Sonntag, 23. Januar 2022

„Schon ein Schlag ins Gesicht“

Anderlingen. Paukenschlag in der Fußball-Kreisliga: Nach nur einer Saison beenden der SV Anderlingen und Trainer Tomas Meyer im Sommer die Zusammenarbeit. Dabei sorgte der 57-jährige Scheeßeler bis zur Winterpause für eine gute Weiterentwicklung des Teams, integrierte einige Nachwuchsspieler und ließ einen erfolgreichen Offensiv-Fußball spielen.

Der Aufstieg in die Bezirksliga ist in Reichweite. Trotz der Erfolgsgeschichte offenbarte die Führung des SV Anderlingen dem Übungsleiter, dass man nicht beabsichtige, den Vertrag mit ihm zu verlängern.
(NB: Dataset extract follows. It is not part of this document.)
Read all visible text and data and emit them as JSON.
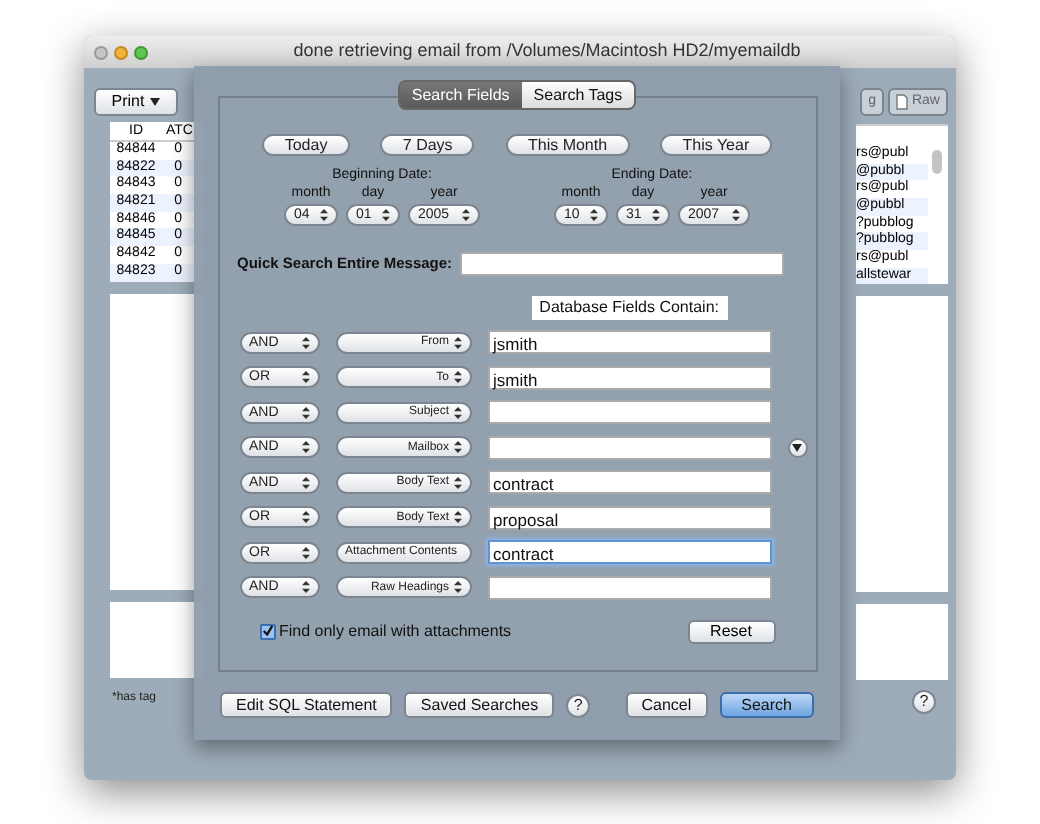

Die Gründe seien nicht allein sportlicher Natur. Das Miteinander zwischen der Ersten und der Reserve sei der ausschlaggebende Faktor.

„Tomas hat bisher sehr gute Arbeit geleistet, ist fachlich kompetent. Das sportliche Konzept, das er uns vorgelegt hat, war schlüssig, doch wir wollten es nicht mitgehen. Was uns Sorgen bereitet, ist das Zusammenspiel mit der Zweiten, da passt es einfach nicht. Das Problem hatten wir bereits in der Vergangenheit. Wir setzen auf ein gutes Miteinander, denn das ist für unseren kleinen Dorfverein wichtig“, so Obmann Volker Steffens, der gemeinsam mit dem Vorsitzenden Lothar Brandt zum Jahresende das Gespräch mit Tomas Meyer suchte und ihm eine sicher nicht leichte Entscheidung mitteilte.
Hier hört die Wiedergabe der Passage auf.